Le 28 mars prochain, à Bruxelles, se déroulera la 10ème édition du Forum pour le futur de l’agriculture (FFA). Ses organisateurs, Syngenta (multinationale chimique et agroalimentaire) et ELO (lobby des grands propriétaires fonciers européens), y présenteront l’agriculture qui, selon eux, devra répondre aux défis alimentaires et environnementaux.
Une coalition d’organisations paysannes (membres du mouvement La Via Campesina), d’organisations de la société civile et de citoyen-ne-s dénoncent ces fausses solutions de l’agrobusiness et invitent à se mobiliser pour lancer un message fort aux organisateur-ice-s et participant-e-s de ce forum : cette agriculture n’a pas de futur !
Signer l’appel : http://www.fian.be/Mobilisons-nous-contre-le-FFA-pour-le-futur-de-l-agriculture?lang=fr
De fausses solutions aux mauvais problèmes
Sous un titre charmeur « là où l’agriculture et l’environnement se
rencontrent », le forum présente un panel d’intervenants prestigieux
(UE, OCDE, ONU, etc.) incluant aussi des ONG de conservation de la
nature et des intellectuel-le-s.

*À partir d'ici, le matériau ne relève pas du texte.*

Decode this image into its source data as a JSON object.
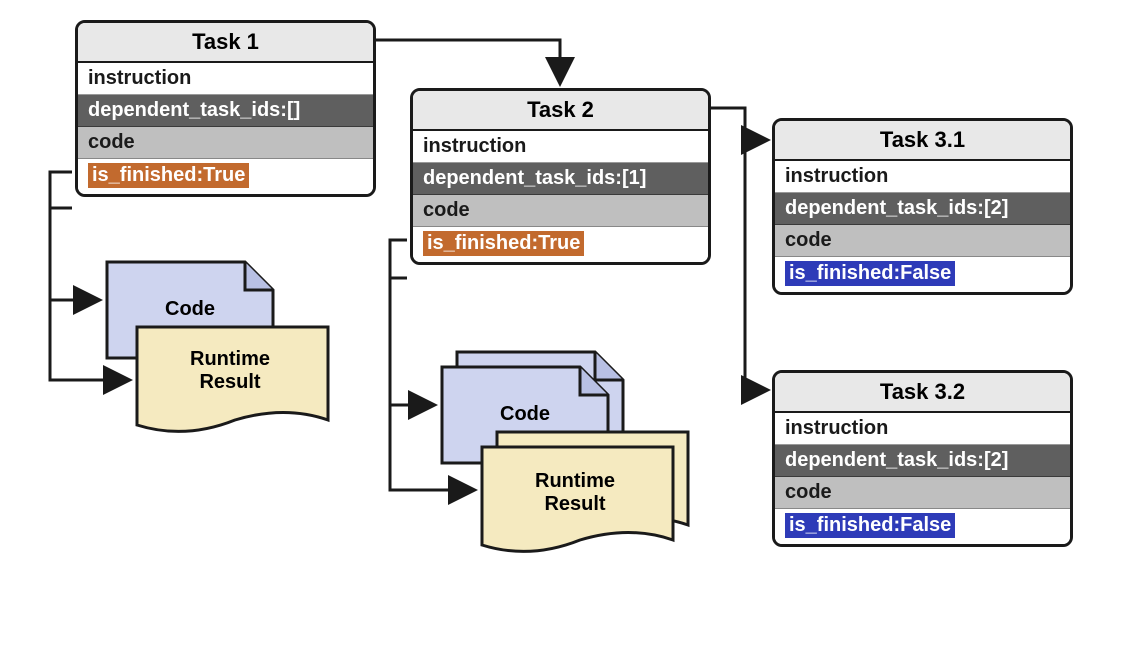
{
  "tasks": [
    {
      "title": "Task 1",
      "instruction": "instruction",
      "deps": "dependent_task_ids:[]",
      "code": "code",
      "status": "is_finished:True",
      "finished": true
    },
    {
      "title": "Task 2",
      "instruction": "instruction",
      "deps": "dependent_task_ids:[1]",
      "code": "code",
      "status": "is_finished:True",
      "finished": true
    },
    {
      "title": "Task 3.1",
      "instruction": "instruction",
      "deps": "dependent_task_ids:[2]",
      "code": "code",
      "status": "is_finished:False",
      "finished": false
    },
    {
      "title": "Task 3.2",
      "instruction": "instruction",
      "deps": "dependent_task_ids:[2]",
      "code": "code",
      "status": "is_finished:False",
      "finished": false
    }
  ],
  "labels": {
    "code": "Code",
    "runtime": "Runtime Result"
  }
}
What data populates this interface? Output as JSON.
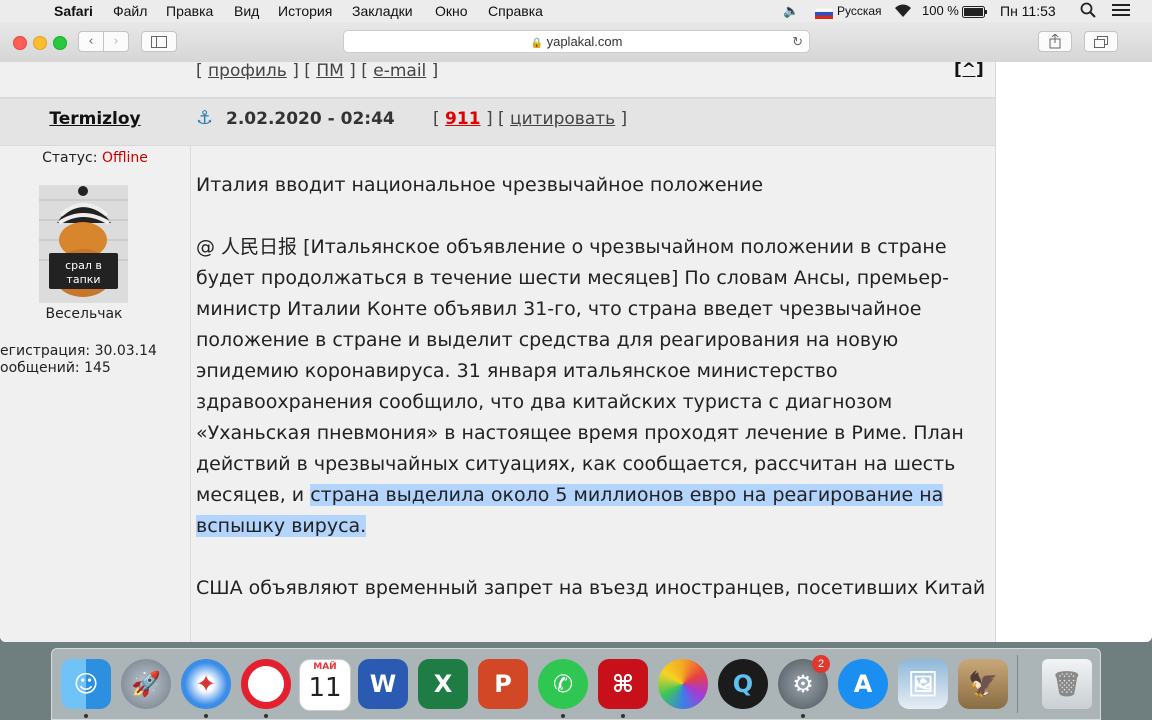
{
  "menubar": {
    "apple": "",
    "app": "Safari",
    "items": [
      "Файл",
      "Правка",
      "Вид",
      "История",
      "Закладки",
      "Окно",
      "Справка"
    ],
    "input_source": "Русская",
    "battery": "100 %",
    "clock": "Пн 11:53"
  },
  "browser": {
    "url": "yaplakal.com",
    "new_tab": "+"
  },
  "topnav": {
    "profile": "профиль",
    "pm": "ПМ",
    "email": "e-mail",
    "up": "[^]"
  },
  "post": {
    "author": "Termizloy",
    "status_label": "Статус:",
    "status_value": "Offline",
    "avatar_text_1": "срал в",
    "avatar_text_2": "тапки",
    "rank": "Весельчак",
    "reg": "егистрация: 30.03.14",
    "posts": "ообщений: 145",
    "anchor_icon": "⚓",
    "date": "2.02.2020 - 02:44",
    "rating": "911",
    "quote": "цитировать",
    "title_line": "Италия вводит национальное чрезвычайное положение",
    "para_before_highlight": "@ 人民日报 [Итальянское объявление о чрезвычайном положении в стране будет продолжаться в течение шести месяцев] По словам Ансы, премьер-министр Италии Конте объявил 31-го, что страна введет чрезвычайное положение в стране и выделит средства для реагирования на новую эпидемию коронавируса. 31 января итальянское министерство здравоохранения сообщило, что два китайских туриста с диагнозом «Уханьская пневмония» в настоящее время проходят лечение в Риме. План действий в чрезвычайных ситуациях, как сообщается, рассчитан на шесть месяцев, и ",
    "highlighted": "страна выделила около 5 миллионов евро на реагирование на вспышку вируса.",
    "para2": "США объявляют временный запрет на въезд иностранцев, посетивших Китай"
  },
  "dock": {
    "calendar_month": "МАЙ",
    "calendar_day": "11",
    "badge": "2"
  },
  "colors": {
    "offline": "#cc0000",
    "rating": "#e00000",
    "highlight": "#b3d4fd"
  }
}
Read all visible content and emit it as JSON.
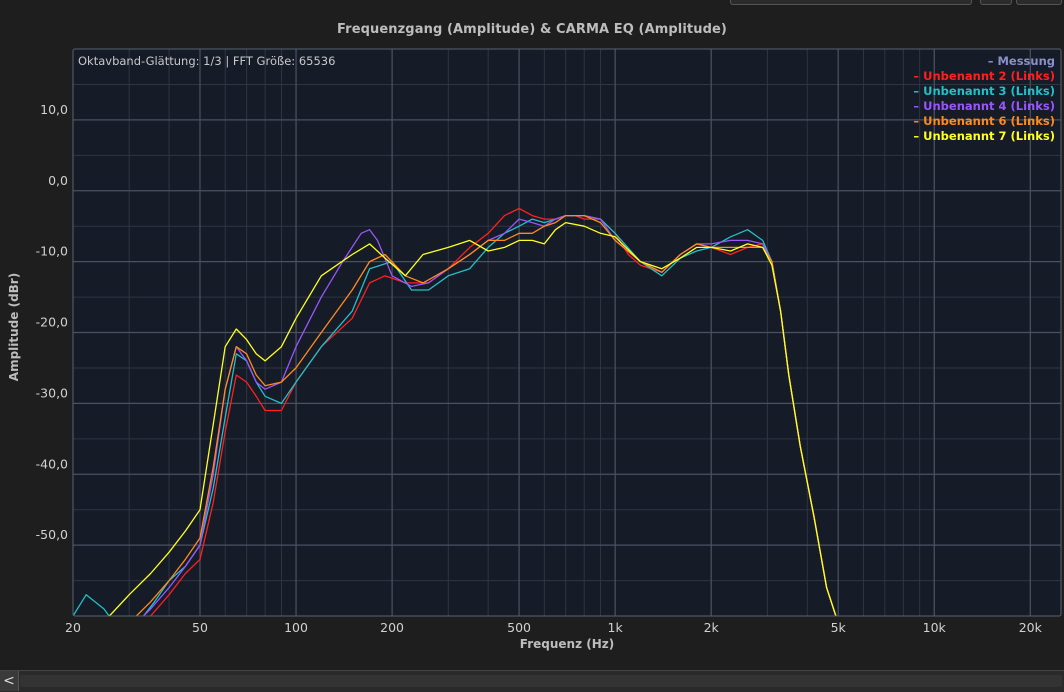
{
  "colors": {
    "background": "#1e1e1e",
    "plot_background": "#151b27",
    "grid_major": "#4a5160",
    "grid_minor": "#2f3542",
    "text": "#d0d0d0",
    "measurement": "#8a8fc8",
    "unbenannt2": "#ff2020",
    "unbenannt3": "#22c0c8",
    "unbenannt4": "#9a55ff",
    "unbenannt6": "#ff8a1c",
    "unbenannt7": "#ffff20"
  },
  "chart_data": {
    "type": "line",
    "title": "Frequenzgang (Amplitude) & CARMA EQ (Amplitude)",
    "subtitle": "Oktavband-Glättung: 1/3 | FFT Größe: 65536",
    "xlabel": "Frequenz (Hz)",
    "ylabel": "Amplitude (dBr)",
    "xscale": "log",
    "xlim": [
      20,
      25000
    ],
    "ylim": [
      -60,
      20
    ],
    "x_ticks": [
      20,
      50,
      100,
      200,
      500,
      1000,
      2000,
      5000,
      10000,
      20000
    ],
    "x_tick_labels": [
      "20",
      "50",
      "100",
      "200",
      "500",
      "1k",
      "2k",
      "5k",
      "10k",
      "20k"
    ],
    "y_ticks": [
      10,
      0,
      -10,
      -20,
      -30,
      -40,
      -50
    ],
    "y_tick_labels": [
      "10,0",
      "0,0",
      "-10,0",
      "-20,0",
      "-30,0",
      "-40,0",
      "-50,0"
    ],
    "grid": true,
    "legend_position": "top-right",
    "legend": [
      {
        "label": "Messung",
        "marker": "–",
        "color_key": "measurement"
      },
      {
        "label": "Unbenannt 2 (Links)",
        "marker": "–",
        "color_key": "unbenannt2"
      },
      {
        "label": "Unbenannt 3 (Links)",
        "marker": "–",
        "color_key": "unbenannt3"
      },
      {
        "label": "Unbenannt 4 (Links)",
        "marker": "–",
        "color_key": "unbenannt4"
      },
      {
        "label": "Unbenannt 6 (Links)",
        "marker": "–",
        "color_key": "unbenannt6"
      },
      {
        "label": "Unbenannt 7 (Links)",
        "marker": "–",
        "color_key": "unbenannt7"
      }
    ],
    "series": [
      {
        "name": "Unbenannt 2 (Links)",
        "color_key": "unbenannt2",
        "x": [
          26,
          30,
          35,
          40,
          45,
          50,
          55,
          60,
          65,
          70,
          75,
          80,
          90,
          100,
          120,
          150,
          170,
          190,
          220,
          260,
          300,
          350,
          400,
          450,
          500,
          550,
          600,
          650,
          700,
          750,
          800,
          900,
          1000,
          1100,
          1200,
          1400,
          1600,
          1800,
          2000,
          2300,
          2600,
          2900,
          3100,
          3300,
          3500,
          3800,
          4200,
          4600,
          5000
        ],
        "y": [
          -61,
          -62,
          -60,
          -57,
          -54,
          -52,
          -44,
          -34,
          -26,
          -27,
          -29,
          -31,
          -31,
          -27,
          -22,
          -18,
          -13,
          -12,
          -13,
          -13,
          -11,
          -8,
          -6,
          -3.5,
          -2.5,
          -3.5,
          -4,
          -4,
          -3.5,
          -3.5,
          -4,
          -4,
          -6,
          -9,
          -10.5,
          -11.5,
          -9,
          -7.5,
          -8,
          -9,
          -8,
          -7.5,
          -10,
          -17,
          -26,
          -36,
          -46,
          -56,
          -61
        ]
      },
      {
        "name": "Unbenannt 3 (Links)",
        "color_key": "unbenannt3",
        "x": [
          20,
          22,
          25,
          28,
          32,
          36,
          40,
          45,
          50,
          55,
          60,
          65,
          70,
          75,
          80,
          90,
          100,
          120,
          150,
          170,
          200,
          230,
          260,
          300,
          350,
          400,
          450,
          500,
          550,
          600,
          650,
          700,
          800,
          900,
          1000,
          1200,
          1400,
          1600,
          1800,
          2000,
          2300,
          2600,
          2900,
          3100,
          3300,
          3500,
          3800,
          4200,
          4600,
          5000
        ],
        "y": [
          -60,
          -57,
          -59,
          -62,
          -61,
          -58,
          -55,
          -53,
          -50,
          -42,
          -32,
          -23,
          -24,
          -27,
          -29,
          -30,
          -27,
          -22,
          -17,
          -11,
          -10,
          -14,
          -14,
          -12,
          -11,
          -8,
          -6,
          -5,
          -4,
          -4.5,
          -4,
          -3.5,
          -3.5,
          -4,
          -6,
          -10,
          -12,
          -9.5,
          -8.5,
          -8,
          -6.5,
          -5.5,
          -7,
          -10,
          -17,
          -26,
          -36,
          -46,
          -56,
          -61
        ]
      },
      {
        "name": "Unbenannt 4 (Links)",
        "color_key": "unbenannt4",
        "x": [
          26,
          30,
          35,
          40,
          45,
          50,
          55,
          60,
          65,
          70,
          75,
          80,
          90,
          100,
          120,
          140,
          160,
          170,
          180,
          200,
          230,
          260,
          300,
          350,
          400,
          450,
          500,
          550,
          600,
          650,
          700,
          800,
          900,
          1000,
          1200,
          1400,
          1600,
          1800,
          2000,
          2300,
          2600,
          2900,
          3100,
          3300,
          3500,
          3800,
          4200,
          4600,
          5000
        ],
        "y": [
          -61,
          -62,
          -59,
          -56,
          -53,
          -50,
          -40,
          -28,
          -22,
          -24,
          -27,
          -28,
          -27,
          -22,
          -15,
          -10,
          -6,
          -5.5,
          -7,
          -12,
          -13.5,
          -13,
          -11,
          -9,
          -7,
          -6,
          -4,
          -4.5,
          -5,
          -4,
          -3.5,
          -3.5,
          -4,
          -7,
          -10,
          -11.5,
          -9,
          -7.5,
          -7.5,
          -7,
          -7,
          -7.5,
          -10,
          -17,
          -26,
          -36,
          -46,
          -56,
          -61
        ]
      },
      {
        "name": "Unbenannt 6 (Links)",
        "color_key": "unbenannt6",
        "x": [
          26,
          30,
          35,
          40,
          45,
          50,
          55,
          60,
          65,
          70,
          75,
          80,
          90,
          100,
          120,
          150,
          170,
          190,
          220,
          250,
          300,
          350,
          400,
          450,
          500,
          550,
          600,
          650,
          700,
          800,
          900,
          1000,
          1200,
          1400,
          1600,
          1800,
          2000,
          2300,
          2600,
          2900,
          3100,
          3300,
          3500,
          3800,
          4200,
          4600,
          5000
        ],
        "y": [
          -61,
          -61,
          -58,
          -55,
          -52,
          -49,
          -39,
          -28,
          -22,
          -23,
          -26,
          -27.5,
          -27,
          -25,
          -20,
          -14,
          -10,
          -9,
          -12,
          -13,
          -11,
          -9,
          -7,
          -7,
          -6,
          -6,
          -5,
          -4.5,
          -3.5,
          -3.5,
          -4.5,
          -7,
          -10,
          -11.5,
          -9,
          -7.5,
          -8,
          -8,
          -8,
          -8,
          -10,
          -17,
          -26,
          -36,
          -46,
          -56,
          -61
        ]
      },
      {
        "name": "Unbenannt 7 (Links)",
        "color_key": "unbenannt7",
        "x": [
          26,
          30,
          35,
          40,
          45,
          50,
          55,
          60,
          65,
          70,
          75,
          80,
          90,
          100,
          120,
          150,
          170,
          190,
          220,
          250,
          300,
          350,
          400,
          450,
          500,
          550,
          600,
          650,
          700,
          800,
          900,
          1000,
          1200,
          1400,
          1600,
          1800,
          2000,
          2300,
          2600,
          2900,
          3100,
          3300,
          3500,
          3800,
          4200,
          4600,
          5000
        ],
        "y": [
          -60,
          -57,
          -54,
          -51,
          -48,
          -45,
          -33,
          -22,
          -19.5,
          -21,
          -23,
          -24,
          -22,
          -18,
          -12,
          -9,
          -7.5,
          -9.5,
          -12,
          -9,
          -8,
          -7,
          -8.5,
          -8,
          -7,
          -7,
          -7.5,
          -5.5,
          -4.5,
          -5,
          -6,
          -6.5,
          -10,
          -11,
          -9.5,
          -8,
          -8,
          -8.5,
          -7.5,
          -8,
          -10.5,
          -17,
          -26,
          -36,
          -46,
          -56,
          -61
        ]
      }
    ]
  },
  "scrollbar": {
    "left_arrow": "<"
  }
}
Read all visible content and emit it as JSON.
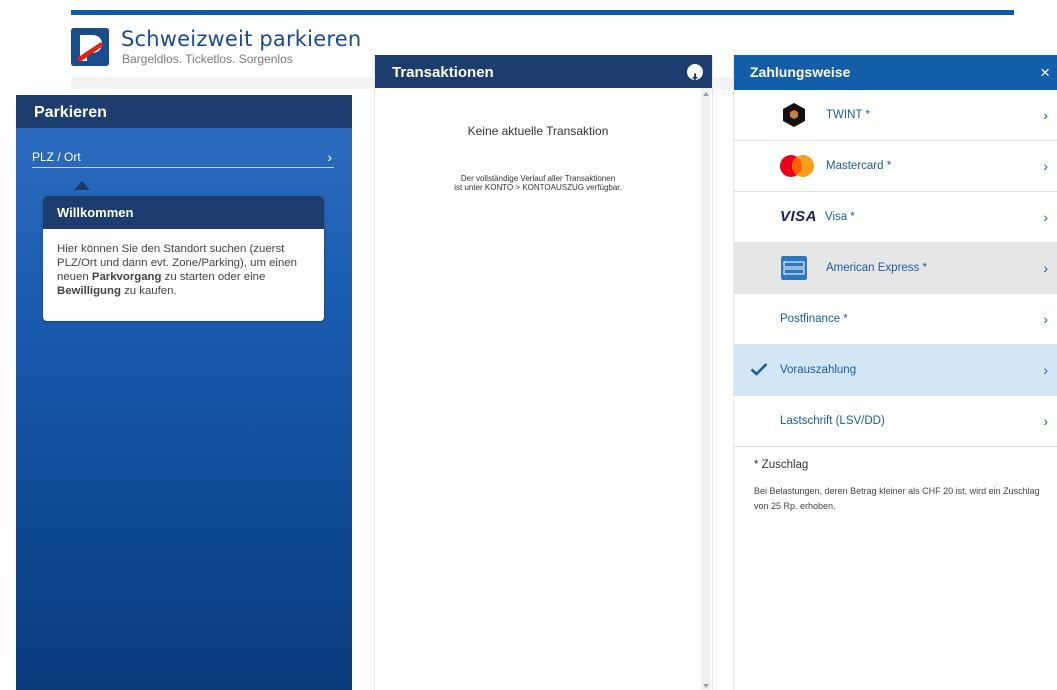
{
  "header": {
    "title": "Schweizweit parkieren",
    "subtitle": "Bargeldlos. Ticketlos. Sorgenlos",
    "brand_color": "#1a4b8c",
    "accent_color": "#0e5aa7"
  },
  "parkieren": {
    "title": "Parkieren",
    "location_field": "PLZ / Ort",
    "welcome": {
      "title": "Willkommen",
      "text_1": "Hier können Sie den Standort suchen (zuerst PLZ/Ort und dann evt. Zone/Parking), um einen neuen ",
      "bold_1": "Parkvorgang",
      "text_2": " zu starten oder eine ",
      "bold_2": "Bewilligung",
      "text_3": " zu kaufen."
    }
  },
  "transaktionen": {
    "title": "Transaktionen",
    "empty": "Keine aktuelle Transaktion",
    "note_line1": "Der vollständige Verlauf aller Transaktionen",
    "note_line2": "ist unter KONTO > KONTOAUSZUG verfügbar.",
    "download_icon": "download-icon"
  },
  "zahlungsweise": {
    "title": "Zahlungsweise",
    "close": "×",
    "methods": [
      {
        "label": "TWINT *",
        "icon": "twint-icon",
        "state": "default"
      },
      {
        "label": "Mastercard *",
        "icon": "mastercard-icon",
        "state": "default"
      },
      {
        "label": "Visa *",
        "icon": "visa-icon",
        "logo_text": "VISA",
        "state": "default"
      },
      {
        "label": "American Express *",
        "icon": "amex-icon",
        "state": "hover"
      },
      {
        "label": "Postfinance *",
        "icon": null,
        "state": "default"
      },
      {
        "label": "Vorauszahlung",
        "icon": "checkmark-icon",
        "state": "selected"
      },
      {
        "label": "Lastschrift (LSV/DD)",
        "icon": null,
        "state": "default"
      }
    ],
    "surcharge_title": "* Zuschlag",
    "surcharge_text": "Bei Belastungen, deren Betrag kleiner als CHF 20 ist, wird ein Zuschlag von 25 Rp. erhoben.",
    "selected_color": "#d3e6f6",
    "header_color": "#135ea8"
  }
}
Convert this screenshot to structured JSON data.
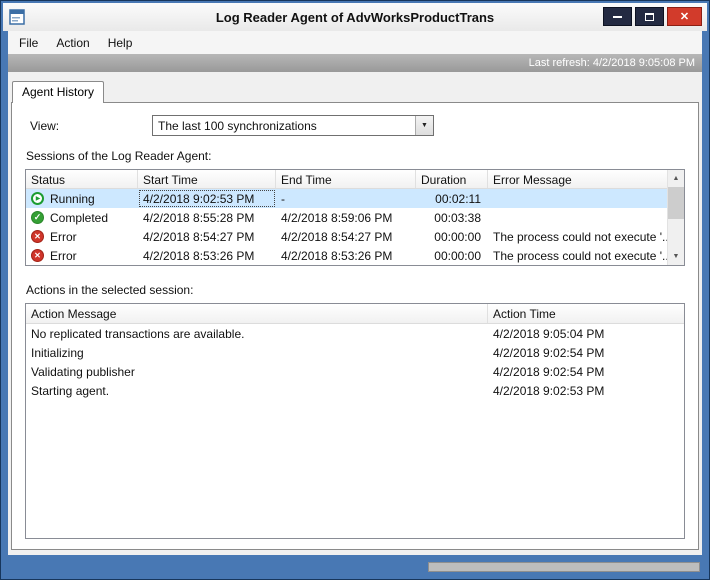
{
  "window": {
    "title": "Log Reader Agent of AdvWorksProductTrans",
    "menu": [
      "File",
      "Action",
      "Help"
    ],
    "last_refresh": "Last refresh: 4/2/2018 9:05:08 PM",
    "tab": "Agent History"
  },
  "view": {
    "label": "View:",
    "value": "The last 100 synchronizations"
  },
  "sessions": {
    "label": "Sessions of the Log Reader Agent:",
    "columns": [
      "Status",
      "Start Time",
      "End Time",
      "Duration",
      "Error Message"
    ],
    "rows": [
      {
        "icon": "running",
        "status": "Running",
        "start": "4/2/2018 9:02:53 PM",
        "end": "-",
        "duration": "00:02:11",
        "error": "",
        "selected": true,
        "focused": true
      },
      {
        "icon": "completed",
        "status": "Completed",
        "start": "4/2/2018 8:55:28 PM",
        "end": "4/2/2018 8:59:06 PM",
        "duration": "00:03:38",
        "error": ""
      },
      {
        "icon": "error",
        "status": "Error",
        "start": "4/2/2018 8:54:27 PM",
        "end": "4/2/2018 8:54:27 PM",
        "duration": "00:00:00",
        "error": "The process could not execute '..."
      },
      {
        "icon": "error",
        "status": "Error",
        "start": "4/2/2018 8:53:26 PM",
        "end": "4/2/2018 8:53:26 PM",
        "duration": "00:00:00",
        "error": "The process could not execute '..."
      }
    ]
  },
  "actions": {
    "label": "Actions in the selected session:",
    "columns": [
      "Action Message",
      "Action Time"
    ],
    "rows": [
      {
        "message": "No replicated transactions are available.",
        "time": "4/2/2018 9:05:04 PM"
      },
      {
        "message": "Initializing",
        "time": "4/2/2018 9:02:54 PM"
      },
      {
        "message": "Validating publisher",
        "time": "4/2/2018 9:02:54 PM"
      },
      {
        "message": "Starting agent.",
        "time": "4/2/2018 9:02:53 PM"
      }
    ]
  },
  "icons": {
    "running": "▶",
    "completed": "✓",
    "error": "✕",
    "dropdown": "▼",
    "scroll_up": "▲",
    "scroll_down": "▼",
    "close": "✕"
  },
  "colors": {
    "frame_blue": "#4878b4",
    "selection_blue": "#cde8ff",
    "running_green": "#1c9c31",
    "completed_green": "#35a035",
    "error_red": "#cf352a",
    "close_red": "#d23b2b",
    "refresh_bar_gray": "#a6a6a6"
  }
}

Derrière cette façade aux apparences de
débat ouvert se cache pourtant une coûteuse entreprise d’influence des
pouvoirs politiques. Au moment où la réforme de la Politique agricole
commune (PAC) de l’Union européenne et où de réglementations relatives à
certains pesticides sont en cours de discussion, il est crucial pour
les acteurs de l’agrobusiness de défendre leurs intérêts. Pour cela, ils
se présentent comme les champions de la lutte contre la faim dans le
monde et pour la préservation de l’environnement, ne défendant pourtant
que des fausses solutions. Pour répondre aux défis alimentaires actuels
et à venir, leur discours est invariable : augmenter la productivité des
surfaces agricoles grâce à la technologie et diminuer davantage les
entraves au libre-marché.
En posant la question : “Comment nourrir 9 milliards d’êtres humains
en 2050 ?”, les organisateurs du FFA entretiennent le mythe qu’on ne
produit pas assez aujourd’hui pour alimenter l’humanité. Or selon la FAO
nous produisons déjà assez de nourriture pour 12 milliards de
personnes ! Les causes de la faim et de la malnutrition sont plutôt à
rechercher du côté de l’extrême pauvreté (notamment en milieu rural, qui
comprend environ 70% des personnes souffrant de la faim), du gaspillage
alimentaire (30% des quantités produites à l’échelle mondiale sont
gaspillées selon la FAO) et de l’accaparement de surfaces agricoles au
bénéfice des agrocarburants et du bétail (pour la production de fourrage
et pour l’élevage).
Les lobbies et les multinationales vendent une agriculture soi-disant
intelligente (smart agriculture en anglais) : robotisée, chimique,
biotechnologique et spécialisée. Elle n’a pourtant pas pour effet de
nourrir celles et ceux qui meurent de faim, mais de rendre les
producteur-ice-s encore plus dépendant-e-s aux multinationales
agroalimentaires. Outre leurs impacts sur la santé et l’environnement,
ces technologies accélèrent l’endettement et la disparition des
paysan-ne-s.
Aussi, considérer les aliments comme une simple marchandise devant
être soumise au libre-marché est une des principales causes de
l’appauvrissement du monde paysan et de notre biodiversité. Tant au Nord
qu’au Sud, la mise en concurrence des agriculteur-ice-s favorise les
grosses exploitations au détriment des paysan-ne-s, qui subissent de
plein fouet les conséquences désastreuses de ce modèle : baisse des
revenus, perte d’emploi, disparition des fermes, endettement massif,
spéculation sur les terres agricoles et sur les denrées alimentaires,
etc. Depuis 30 ans, la Belgique a perdu 63% de ses fermes, soit 43
chaque semaine. Ce sont surtout les petites exploitations qui sont
touchées.
Des marchands de mort peints en vert
L’agriculture des machines, de la chimie et des transports
internationaux ne peut se passer des énergies fossiles. Pourtant,
Syngenta se présente comme un champion de l’environnement. Lors de
l’édition 2016 du FFA, des abeilles en peluche étaient distribuées pour
vanter des initiatives aux résultats obscurs. L’entreprise organisatrice
voulait probablement faire oublier qu’elle déploie d’intenses efforts
contre l’interdiction des néonicotinoïdes, pourtant pointés du doigt par
la communauté scientifique pour ses conséquences désastreuses sur les
pollinisateurs naturels comme les abeilles et les bourdons.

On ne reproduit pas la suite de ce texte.